Of being the Republican House candidate in 2004 and 2006, he says it was a great experience despite the decisive losses. Four times he had the chance to debate the incumbent Michael McNulty, who he called a class act regardless of their political differences. He did better than the past seven challengers, but couldn’t get the national Republican machine to give him the cash to make a dent.
His choice for president in 2008 was Ron Paul. His choice for 2012 is Ron Paul. His choice for favorite American microbrew is Ron Paul.
When I asked Warren about something that he wrote on his blog two years ago regarding how females reach peak sexual fertility around 13 to 18 years old, he explained that he was making a satirical point and not implying that men should be pursuing them.

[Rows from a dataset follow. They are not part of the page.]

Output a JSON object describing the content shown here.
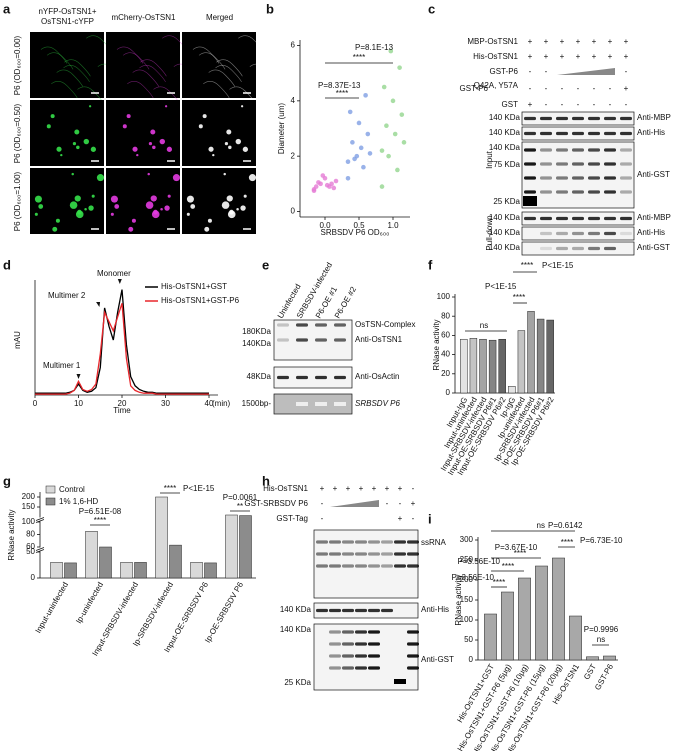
{
  "panel_labels": [
    "a",
    "b",
    "c",
    "d",
    "e",
    "f",
    "g",
    "h",
    "i"
  ],
  "fig_a": {
    "headers": [
      [
        "nYFP-OsTSN1+",
        "OsTSN1-cYFP"
      ],
      [
        "mCherry-OsTSN1"
      ],
      [
        "Merged"
      ]
    ],
    "rows": [
      "P6 (OD₆₀₀=0.00)",
      "P6 (OD₆₀₀=0.50)",
      "P6 (OD₆₀₀=1.00)"
    ]
  },
  "chart_data": [
    {
      "type": "strip",
      "ylabel": "Diameter (um)",
      "xlabel": "SRBSDV P6 OD₆₀₀",
      "categories": [
        "0.0",
        "0.5",
        "1.0"
      ],
      "series": [
        {
          "color": "#e57ad4",
          "values": [
            0.8,
            0.9,
            1.0,
            1.1,
            0.95,
            1.05,
            0.85,
            1.2,
            0.9,
            1.0,
            1.3,
            0.75
          ]
        },
        {
          "color": "#7f9fe3",
          "values": [
            1.2,
            1.6,
            1.9,
            2.1,
            2.3,
            2.5,
            2.8,
            3.2,
            3.6,
            4.2,
            2.0,
            1.8
          ]
        },
        {
          "color": "#93d68f",
          "values": [
            0.9,
            1.5,
            2.0,
            2.5,
            2.8,
            3.1,
            3.5,
            4.0,
            4.5,
            5.2,
            5.8,
            2.2
          ]
        }
      ],
      "ylim": [
        -0.2,
        6.2
      ],
      "yticks": [
        0,
        2,
        4,
        6
      ],
      "annotations": [
        "P=8.37E-13",
        "****",
        "P=8.1E-13",
        "****"
      ]
    },
    {
      "type": "line",
      "xlabel": "Time",
      "xunit": "(min)",
      "ylabel": "mAU",
      "x": [
        0,
        1,
        2,
        3,
        4,
        5,
        6,
        7,
        8,
        9,
        10,
        11,
        12,
        13,
        14,
        15,
        16,
        17,
        18,
        19,
        20,
        21,
        22,
        23,
        24,
        25,
        26,
        27,
        28,
        29,
        30,
        31,
        32,
        33,
        34,
        35,
        36,
        37,
        38,
        39,
        40
      ],
      "series": [
        {
          "name": "His-OsTSN1+GST",
          "color": "#000000",
          "values": [
            2,
            2,
            2,
            2,
            2,
            2,
            2,
            2,
            3,
            5,
            12,
            5,
            3,
            4,
            8,
            30,
            95,
            75,
            60,
            90,
            115,
            55,
            20,
            10,
            6,
            4,
            3,
            3,
            2,
            2,
            2,
            2,
            2,
            2,
            2,
            2,
            2,
            2,
            2,
            2,
            2
          ]
        },
        {
          "name": "His-OsTSN1+GST-P6",
          "color": "#e8262b",
          "values": [
            1,
            1,
            1,
            1,
            1,
            1,
            1,
            1,
            2,
            5,
            15,
            6,
            4,
            6,
            12,
            45,
            90,
            80,
            70,
            85,
            100,
            40,
            10,
            5,
            3,
            2,
            2,
            2,
            1,
            1,
            1,
            1,
            1,
            1,
            1,
            1,
            1,
            1,
            1,
            1,
            1
          ]
        }
      ],
      "xlim": [
        0,
        40
      ],
      "xticks": [
        0,
        10,
        20,
        30,
        40
      ],
      "ylim": [
        0,
        120
      ],
      "annotations": [
        "Multimer 1",
        "Multimer 2",
        "Monomer"
      ]
    },
    {
      "type": "bar",
      "ylabel": "RNase activity",
      "categories": [
        "Input-IgG",
        "Input-uninfected",
        "Input-SRBSDV-infected",
        "Input-OE-SRBSDV P6#1",
        "Input-OE-SRBSDV P6#2",
        "Ip-IgG",
        "Ip-uninfected",
        "Ip-SRBSDV-infected",
        "Ip-OE-SRBSDV P6#1",
        "Ip-OE-SRBSDV P6#2"
      ],
      "values": [
        56,
        57,
        56,
        55,
        56,
        7,
        65,
        85,
        77,
        76
      ],
      "colors": [
        "#e3e3e3",
        "#c4c4c4",
        "#a3a3a3",
        "#858585",
        "#666666",
        "#e3e3e3",
        "#c4c4c4",
        "#a3a3a3",
        "#858585",
        "#666666"
      ],
      "ylim": [
        0,
        100
      ],
      "yticks": [
        0,
        20,
        40,
        60,
        80,
        100
      ],
      "annotations": [
        "ns",
        "P<1E-15",
        "****",
        "****",
        "P<1E-15"
      ]
    },
    {
      "type": "grouped-bar",
      "ylabel": "RNase activity",
      "categories": [
        "Input-uninfected",
        "Ip-uninfected",
        "Input-SRBSDV-infected",
        "Ip-SRBSDV-infected",
        "Input-OE-SRBSDV P6",
        "Ip-OE-SRBSDV P6"
      ],
      "series": [
        {
          "name": "Control",
          "color": "#d9d9d9",
          "values": [
            30,
            85,
            30,
            200,
            30,
            110
          ]
        },
        {
          "name": "1% 1,6-HD",
          "color": "#8c8c8c",
          "values": [
            29,
            60,
            30,
            63,
            29,
            107
          ]
        }
      ],
      "ylim_segments": [
        [
          0,
          50
        ],
        [
          60,
          100
        ],
        [
          100,
          210
        ]
      ],
      "yticks": [
        0,
        50,
        60,
        80,
        100,
        150,
        200
      ],
      "annotations": [
        "P=6.51E-08",
        "****",
        "****",
        "P<1E-15",
        "P=0.0061",
        "**"
      ]
    },
    {
      "type": "bar",
      "ylabel": "RNase activity",
      "categories": [
        "His-OsTSN1+GST",
        "His-OsTSN1+GST-P6 (5μg)",
        "His-OsTSN1+GST-P6 (10μg)",
        "His-OsTSN1+GST-P6 (15μg)",
        "His-OsTSN1+GST-P6 (20μg)",
        "His-OsTSN1",
        "GST",
        "GST-P6"
      ],
      "values": [
        115,
        170,
        205,
        235,
        255,
        110,
        8,
        10
      ],
      "colors": [
        "#a8a8a8",
        "#a8a8a8",
        "#a8a8a8",
        "#a8a8a8",
        "#a8a8a8",
        "#a8a8a8",
        "#a8a8a8",
        "#a8a8a8"
      ],
      "ylim": [
        0,
        300
      ],
      "yticks": [
        0,
        50,
        100,
        150,
        200,
        250,
        300
      ],
      "annotations": [
        "P=3.56E-10",
        "****",
        "P=3.56E-10",
        "****",
        "P=3.67E-10",
        "****",
        "ns",
        "P=0.6142",
        "****",
        "P=6.73E-10",
        "P=0.9996",
        "ns"
      ]
    }
  ],
  "blot_c": {
    "rows": [
      {
        "name": "MBP-OsTSN1",
        "lanes": [
          "+",
          "+",
          "+",
          "+",
          "+",
          "+",
          "+"
        ]
      },
      {
        "name": "His-OsTSN1",
        "lanes": [
          "+",
          "+",
          "+",
          "+",
          "+",
          "+",
          "+"
        ]
      },
      {
        "name": "GST-P6",
        "lanes": [
          "-",
          "-",
          null,
          null,
          null,
          null,
          "-"
        ]
      },
      {
        "name": "GST-P6",
        "sup": "Q42A, Y57A",
        "lanes": [
          "-",
          "-",
          "-",
          "-",
          "-",
          "-",
          "+"
        ]
      },
      {
        "name": "GST",
        "lanes": [
          "+",
          "-",
          "-",
          "-",
          "-",
          "-",
          "-"
        ]
      }
    ],
    "markers": [
      "140 KDa",
      "140 KDa",
      "140 KDa",
      "75 KDa",
      "25 KDa",
      "140 KDa",
      "140 KDa",
      "140 KDa"
    ],
    "antibodies": [
      "Anti-MBP",
      "Anti-His",
      "Anti-GST",
      "Anti-MBP",
      "Anti-His",
      "Anti-GST"
    ],
    "sections": [
      "Input",
      "Pull-down"
    ]
  },
  "blot_e": {
    "lanes": [
      "Uninfected",
      "SRBSDV-infected",
      "P6-OE #1",
      "P6-OE #2"
    ],
    "markers": [
      "180KDa",
      "140KDa",
      "48KDa",
      "1500bp-"
    ],
    "labels": [
      "OsTSN-Complex",
      "Anti-OsTSN1",
      "Anti-OsActin",
      "SRBSDV P6"
    ]
  },
  "blot_h": {
    "rows": [
      {
        "name": "His-OsTSN1",
        "lanes": [
          "+",
          "+",
          "+",
          "+",
          "+",
          "+",
          "+",
          "-"
        ]
      },
      {
        "name": "GST-SRBSDV P6",
        "lanes": [
          "-",
          null,
          null,
          null,
          null,
          "-",
          "-",
          "+"
        ]
      },
      {
        "name": "GST-Tag",
        "lanes": [
          "-",
          null,
          null,
          null,
          null,
          null,
          "+",
          "-"
        ]
      }
    ],
    "markers": [
      "140 KDa",
      "140 KDa",
      "25 KDa"
    ],
    "labels": [
      "ssRNA",
      "Anti-His",
      "Anti-GST"
    ]
  }
}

I give him the benefit of the doubt, but the larger takeaway is why broach any of these topics at all? You were a candidate for federal office, you hold a local position, and you aspire to be state executive… I think any talk of young women is begging for trouble.
Finally, I had to ask Warren why Roger Stone, himself not short of enemies, hates you? He grunted back, “Why does Roger Stone do anything?” He’s an “empty human being” who deceitfully interfered with Warren’s plans in an effort to make Kristin Davis the Libertarian candidate. In the end, they both made it on the ballot.
Warren feels he can get 50,000 votes, roughly 1 percent, though he claims he has reached 3 or 4 percent in some polls. That’s all TBD, and I’m not putting my money on him, but Warren wasn’t as boring and unlikeable as I had expected. I just can’t tell if I am pleased or disappointed with that.